We should not forget that it is the government skimming of cream off the surface of privately produced milk that makes all entitlements possible but it is the milk itself that is, it seems to many, an ever-flowing stream of torrential mammalian nectar.

Assumed limitless production of this magic elixir makes the vision of entitlements also nearly limitless. Teddy’s progressivism begat Wilson’s socialism begat FDR’s New Deal begat Johnson’s Great Society begat Nixon’s HUD begat Clinton’s CRA begat W’s prescription drug benefit/NCLB which begat Obama’s everything under the sun which will sire the…what can we imagine…exactly?

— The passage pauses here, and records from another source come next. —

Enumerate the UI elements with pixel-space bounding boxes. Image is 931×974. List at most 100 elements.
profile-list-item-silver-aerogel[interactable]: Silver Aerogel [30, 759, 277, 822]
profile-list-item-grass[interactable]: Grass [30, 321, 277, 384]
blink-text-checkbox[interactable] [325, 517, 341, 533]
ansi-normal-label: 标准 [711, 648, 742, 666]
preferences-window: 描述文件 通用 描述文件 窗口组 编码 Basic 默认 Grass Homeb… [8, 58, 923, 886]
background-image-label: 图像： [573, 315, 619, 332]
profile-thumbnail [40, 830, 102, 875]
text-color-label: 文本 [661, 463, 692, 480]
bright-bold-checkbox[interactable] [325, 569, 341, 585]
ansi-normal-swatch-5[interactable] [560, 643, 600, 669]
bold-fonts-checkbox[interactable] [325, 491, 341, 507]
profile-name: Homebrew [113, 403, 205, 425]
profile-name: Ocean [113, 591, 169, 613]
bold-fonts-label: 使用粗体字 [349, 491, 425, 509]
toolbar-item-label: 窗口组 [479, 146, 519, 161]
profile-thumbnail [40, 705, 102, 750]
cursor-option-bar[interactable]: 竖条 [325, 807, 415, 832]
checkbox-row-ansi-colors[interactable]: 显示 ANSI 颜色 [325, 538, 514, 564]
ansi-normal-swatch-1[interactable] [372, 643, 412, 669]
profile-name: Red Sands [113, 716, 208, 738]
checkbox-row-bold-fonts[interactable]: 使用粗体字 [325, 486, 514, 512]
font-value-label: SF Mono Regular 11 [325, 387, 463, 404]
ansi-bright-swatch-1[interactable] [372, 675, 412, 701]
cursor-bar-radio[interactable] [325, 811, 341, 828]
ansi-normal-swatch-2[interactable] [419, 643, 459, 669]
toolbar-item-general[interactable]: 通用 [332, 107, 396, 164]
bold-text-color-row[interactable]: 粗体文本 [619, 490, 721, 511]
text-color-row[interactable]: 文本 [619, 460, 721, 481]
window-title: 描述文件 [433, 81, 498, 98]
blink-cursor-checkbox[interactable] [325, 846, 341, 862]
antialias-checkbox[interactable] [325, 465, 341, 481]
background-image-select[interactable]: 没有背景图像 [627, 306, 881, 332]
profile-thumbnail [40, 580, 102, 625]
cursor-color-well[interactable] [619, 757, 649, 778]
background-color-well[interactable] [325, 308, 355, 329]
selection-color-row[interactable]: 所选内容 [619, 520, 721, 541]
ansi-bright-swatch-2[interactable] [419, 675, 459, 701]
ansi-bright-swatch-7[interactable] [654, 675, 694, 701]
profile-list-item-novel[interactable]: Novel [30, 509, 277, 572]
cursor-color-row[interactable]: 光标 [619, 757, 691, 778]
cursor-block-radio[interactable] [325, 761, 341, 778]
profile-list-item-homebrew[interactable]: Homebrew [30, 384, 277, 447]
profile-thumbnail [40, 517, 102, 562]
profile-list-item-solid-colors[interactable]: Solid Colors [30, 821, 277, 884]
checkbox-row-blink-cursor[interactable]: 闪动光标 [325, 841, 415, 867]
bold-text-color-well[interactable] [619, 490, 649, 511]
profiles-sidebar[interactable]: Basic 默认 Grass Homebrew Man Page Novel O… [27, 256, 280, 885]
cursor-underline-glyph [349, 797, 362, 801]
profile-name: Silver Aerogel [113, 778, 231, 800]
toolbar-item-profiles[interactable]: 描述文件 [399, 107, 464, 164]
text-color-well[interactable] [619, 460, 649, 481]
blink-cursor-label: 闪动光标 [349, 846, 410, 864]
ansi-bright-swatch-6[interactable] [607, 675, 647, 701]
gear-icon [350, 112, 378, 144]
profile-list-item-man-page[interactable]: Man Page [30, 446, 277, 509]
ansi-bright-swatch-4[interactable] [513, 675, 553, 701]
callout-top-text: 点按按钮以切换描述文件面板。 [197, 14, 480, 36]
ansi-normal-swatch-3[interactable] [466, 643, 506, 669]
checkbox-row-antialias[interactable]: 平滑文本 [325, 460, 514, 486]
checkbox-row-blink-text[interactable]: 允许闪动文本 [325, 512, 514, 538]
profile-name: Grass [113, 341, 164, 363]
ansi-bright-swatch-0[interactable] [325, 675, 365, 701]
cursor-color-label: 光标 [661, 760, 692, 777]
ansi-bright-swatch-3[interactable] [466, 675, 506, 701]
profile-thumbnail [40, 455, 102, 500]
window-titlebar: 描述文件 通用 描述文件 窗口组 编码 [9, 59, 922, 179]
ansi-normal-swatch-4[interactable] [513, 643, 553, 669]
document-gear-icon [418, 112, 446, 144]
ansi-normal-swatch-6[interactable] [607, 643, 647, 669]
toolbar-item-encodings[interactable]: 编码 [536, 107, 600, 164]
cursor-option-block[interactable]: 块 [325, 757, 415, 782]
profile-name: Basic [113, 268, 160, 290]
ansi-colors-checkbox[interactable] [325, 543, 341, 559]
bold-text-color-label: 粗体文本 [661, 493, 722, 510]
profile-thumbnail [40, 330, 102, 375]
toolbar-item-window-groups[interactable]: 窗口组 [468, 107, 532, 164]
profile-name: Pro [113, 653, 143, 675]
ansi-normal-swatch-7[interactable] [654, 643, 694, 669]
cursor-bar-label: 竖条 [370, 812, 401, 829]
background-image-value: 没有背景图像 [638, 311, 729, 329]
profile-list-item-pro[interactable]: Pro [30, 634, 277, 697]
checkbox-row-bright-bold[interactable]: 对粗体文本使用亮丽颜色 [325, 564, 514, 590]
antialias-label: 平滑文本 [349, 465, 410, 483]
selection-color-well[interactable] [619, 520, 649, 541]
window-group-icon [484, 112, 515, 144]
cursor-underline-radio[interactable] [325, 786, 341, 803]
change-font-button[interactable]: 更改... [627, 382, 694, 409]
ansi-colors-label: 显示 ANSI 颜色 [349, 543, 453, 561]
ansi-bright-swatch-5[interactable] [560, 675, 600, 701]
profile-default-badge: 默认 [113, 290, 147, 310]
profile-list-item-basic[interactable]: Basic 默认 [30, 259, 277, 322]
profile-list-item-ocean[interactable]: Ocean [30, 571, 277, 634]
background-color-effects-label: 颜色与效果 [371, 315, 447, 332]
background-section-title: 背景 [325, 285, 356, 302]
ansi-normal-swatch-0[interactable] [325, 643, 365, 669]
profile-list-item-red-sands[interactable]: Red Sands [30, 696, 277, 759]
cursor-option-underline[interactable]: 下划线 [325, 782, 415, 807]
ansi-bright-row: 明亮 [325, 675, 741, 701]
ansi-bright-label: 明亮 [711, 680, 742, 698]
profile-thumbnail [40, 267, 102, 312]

A little pushback, I feel, is in order.

So, I stood in admiration of this woman at a local BP in northern Michigan who was working to create the wealthpot from which future generations might enjoy what is, even to this day, a yet unimagined entitlement. Like the industrialists of old she was willing to take her hard-earned capital and invest it wisely in an economy where capital is king and industry, both personal and collective, is royalty.

She marched to the counter and used her Bridge Card to buy the most expensive gallon of milk she could find in the county but wisely saved her start-up capital to buy herself 10 Michigan Lotto tickets (all the state enjoyed profits of which will go to Michigan schools!)

It is the wealth the free market created that makes such shenanigans possible.  It is the unabated shenanigans that will lead to the collapse of our free market, one poor investment at a time.